O exemplo tradicional de supressio é o uso da área comum por condômino em regime de exclusividade por
período de tempo considerável, que implica a supressão da pretensão de cobrança de aluguel pelo período de
uso.

Surrectio - É a aquisição de um direito que não estava previsto em decorrência da efetividade social, dos
costumes e dos atos das partes. Dessa forma, significa a aquisição de um direito ou de uma posição jurídica,
pelo seu exercício com o passar dos tempos.
É o outro lado da moeda da supressio . Na supressio vislumbra-se a perda de um direito pela sua não atuação
evidente, o instituto da surrectio se configura no surgimento de um direito exigível como decorrência lógica do
comportamento de uma das partes.
O art. 330 serve como exemplo. De fato, se o credor, aceitou, durante a execução do contrato, que o pagamento
se desse em lugar diverso do convencionado, há tanto uma supressio do direito do credor de exigir o
cumprimento do contrato quanto um surrectio do devedor de exigir que o contrato seja, agora, cumprido no
novo lugar tolerado.
Tu quoque - É a ideia de que não se faz para o outro aquilo que não se deseja para si. Assim,
um contratante que violou uma norma jurídica não poderá, sem caracterização do abuso de
direito, aproveitar-se dessa situação anteriormente criada pelo desrespeito. O tu quoque é um
tipo específico de proibição de comportamento contraditório na medida em que, em face da
incoerência dos critérios valorativos, a confiança de uma das partes é violada. Isto é, a parte
adota um comportamento distinto daquele outro adotado em hipótese objetivamente
assemelhada.

Exceptio Doli - Trata-se da defesa do réu contra ações dolosas, contrárias a boafé. Aqui a boa-fé
objetiva é utilizada como defesa, tendo uma importante função reativa. É um exemplo desse
conceito a exceptio non adimplenti contractus (art. 476 do CC).

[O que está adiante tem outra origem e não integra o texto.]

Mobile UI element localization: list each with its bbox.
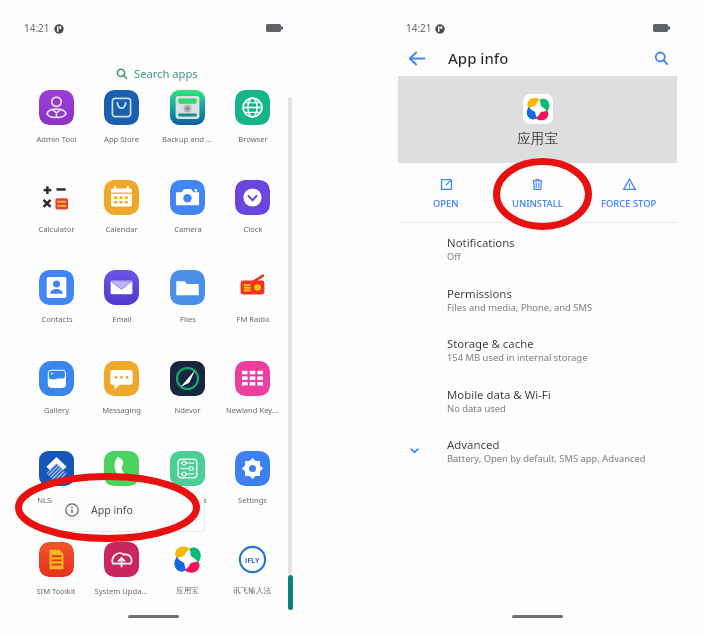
button[interactable]: UNINSTALL	[492, 172, 582, 214]
staticText: Browser	[238, 134, 268, 144]
staticText: OPEN	[433, 197, 459, 210]
button[interactable]: Clock	[220, 180, 284, 234]
button[interactable]: SIM Toolkit	[24, 542, 88, 596]
staticText: Messaging	[102, 405, 141, 415]
staticText: System Upda...	[94, 586, 148, 596]
staticText: NLSettings	[168, 495, 207, 505]
staticText: Calculator	[38, 224, 75, 234]
staticText: Camera	[174, 224, 202, 234]
button[interactable]: Permissions	[398, 286, 677, 330]
button[interactable]: OPEN	[401, 172, 491, 214]
button[interactable]: Contacts	[24, 270, 88, 324]
staticText: Contacts	[41, 314, 73, 324]
button[interactable]: Mobile data & Wi-Fi	[398, 387, 677, 431]
button[interactable]: Messaging	[89, 361, 153, 415]
button[interactable]: Backup and ...	[155, 90, 219, 144]
button[interactable]: Calculator	[24, 180, 88, 234]
button[interactable]: FM Radio	[220, 270, 284, 324]
button[interactable]: Notifications	[398, 235, 677, 279]
button[interactable]: Settings	[220, 451, 284, 505]
button[interactable]: App info	[52, 492, 204, 531]
staticText: 讯飞输入法	[233, 586, 271, 596]
staticText: iFLY	[245, 555, 260, 565]
button[interactable]: NLSettings	[155, 451, 219, 505]
staticText: Battery, Open by default, SMS app, Advan…	[447, 452, 646, 465]
staticText: App info	[448, 48, 509, 68]
button[interactable]: iFLY	[220, 542, 284, 596]
staticText: UNINSTALL	[512, 197, 563, 210]
staticText: Settings	[238, 495, 267, 505]
staticText: 应用宝	[517, 130, 558, 147]
button[interactable]: Newland Key...	[220, 361, 284, 415]
staticText: SIM Toolkit	[36, 586, 76, 596]
button[interactable]: Ndevor	[155, 361, 219, 415]
button[interactable]: Browser	[220, 90, 284, 144]
staticText: 14:21	[406, 21, 432, 35]
staticText: App Store	[104, 134, 139, 144]
button[interactable]: Admin Tool	[24, 90, 88, 144]
button[interactable]: Advanced	[398, 437, 677, 481]
button[interactable]: Camera	[155, 180, 219, 234]
button[interactable]: Email	[89, 270, 153, 324]
staticText: NLScanner	[37, 495, 76, 505]
staticText: App info	[91, 503, 133, 517]
staticText: FM Radio	[236, 314, 270, 324]
staticText: Admin Tool	[36, 134, 77, 144]
staticText: 154 MB used in internal storage	[447, 351, 588, 364]
button[interactable]: System Upda...	[89, 542, 153, 596]
button[interactable]: Calendar	[89, 180, 153, 234]
button[interactable]: 应用宝	[155, 542, 219, 596]
staticText: FORCE STOP	[601, 197, 657, 210]
button[interactable]: FORCE STOP	[584, 172, 674, 214]
staticText: Storage & cache	[447, 336, 534, 352]
button[interactable]: Back	[404, 45, 430, 71]
staticText: Newland Key...	[226, 405, 278, 415]
staticText: No data used	[447, 402, 506, 415]
button[interactable]: Gallery	[24, 361, 88, 415]
staticText: Backup and ...	[162, 134, 212, 144]
button[interactable]: Files	[155, 270, 219, 324]
staticText: Files and media, Phone, and SMS	[447, 301, 593, 314]
staticText: 应用宝	[176, 586, 199, 596]
button[interactable]: NLScanner	[24, 451, 88, 505]
staticText: Advanced	[447, 437, 500, 453]
staticText: Off	[447, 250, 461, 263]
staticText: Calendar	[105, 224, 138, 234]
staticText: Clock	[243, 224, 263, 234]
button[interactable]: Storage & cache	[398, 336, 677, 380]
staticText: Mobile data & Wi-Fi	[447, 387, 551, 403]
staticText: Email	[112, 314, 132, 324]
button[interactable]: Phone	[89, 451, 153, 505]
staticText: 14:21	[24, 21, 50, 35]
staticText: Files	[180, 314, 196, 324]
button[interactable]: App Store	[89, 90, 153, 144]
button[interactable]: Search	[648, 45, 674, 71]
staticText: Gallery	[44, 405, 69, 415]
staticText: Search apps	[134, 66, 198, 81]
button[interactable]: Search apps	[31, 59, 282, 87]
staticText: Permissions	[447, 286, 512, 302]
staticText: Notifications	[447, 235, 515, 251]
staticText: Ndevor	[174, 405, 201, 415]
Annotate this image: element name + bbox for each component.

Art. 476. Nos contratos bilaterais, nenhum dos contratantes, antes de cumprida a sua
obrigação, pode exigir o implemento da do outro
Venire Contra Factum Proprium - É a vedação ao comportamento contraditório, devendo
ser mantida a confiança e o dever de lealdade, decorrentes da boa-fé objetiva, ou seja, não
é razoável admitir-se que uma pessoa pratique determinado ato ou conjunto de atos e, em
seguida, realize conduta oposta. Parte-se da premissa de que os contratantes, por
consequência lógica de confiança depositada, devem agir de forma coerente, segunda
expectativa gerada por seus comportamentos.
- Ex: art. 330 CC em que o credor, que aceitou, durante a execução de pacto de trato
sucessivo, o pagamento em lugar diverso do convencionado, não pode surpreender o
devedor com a exigência literal do contrato para alegar descumprimento.